Les deux volumes de cette série sympathique, mais mineure d’un dessinateur que j’aime beaucoup (ha, Totoche, Corinne et Jeannot, Grabadu et Gabaliouchtou !) sont sortis en 2018 et 2019. J’étais vraiment très heureux de travailler dessus même si j’étais prestataire d’un prestataire et que je n’ai eu aucun lien avec l’édition. Il y a toutefois plein de documents inédits et des choses rigolotes redécouvertes sur des pages remontées pour les albums, etc. La bizarrerie est que c’est cosigné, la commande ayant été fait à l’autre rédacteur, j’ai pourtant tout écrit et fais les recherches.

Les Bidochons intégrale T1, de Christian Binet, AUDIE, 2019.

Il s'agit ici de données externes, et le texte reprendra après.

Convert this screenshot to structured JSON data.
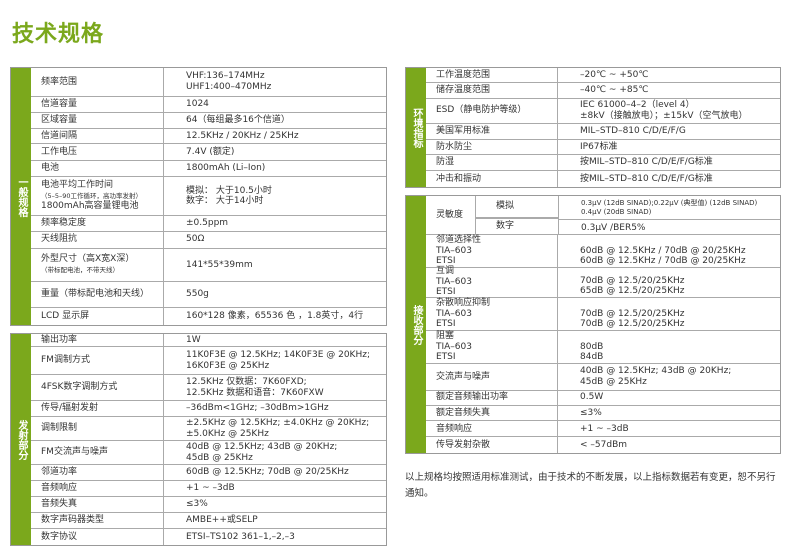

Pour le même travail de prestation/packaging j’ai écrit des dossiers complétant des collections Hachette kiosque type « premier n° à 1,99€, deuxième à 2,99€ etc. ». J’ai notamment fait ça pour Bibi Fricotin ou une collection de BD érotique, grâce à Vincent Bernières. Dans les deux cas, c’était vraiment du contrat alimentaire sans intérêt (si ce n’est l’argent, qui est utile). Là il m’avait proposé un truc chouette, le projet d’une collection autour des Bidochon, de Binet, une série que j’aime bien et avec une certaine inventivité au fil des tomes. Il s’avère que quand Hachette veut lancer ce genre de truc il sort d’abord la série dans quelques endroits identifiés, sur quatre numéros, pour tester si ça marche. C’est ce qui a été fait ici et ça n’a malheureusement pas marché (mais un ami vivant à Jarnac a pu trouver ce collector, car c’est un de ces endroits tests, ce qui est mystérieux). Dommage, car c’était chouette, mais le contenu de plusieurs dossiers a été réemployé pour cette intégrale – ma seule collaboration, indirecte encore une fois, avec Fluide Glacial.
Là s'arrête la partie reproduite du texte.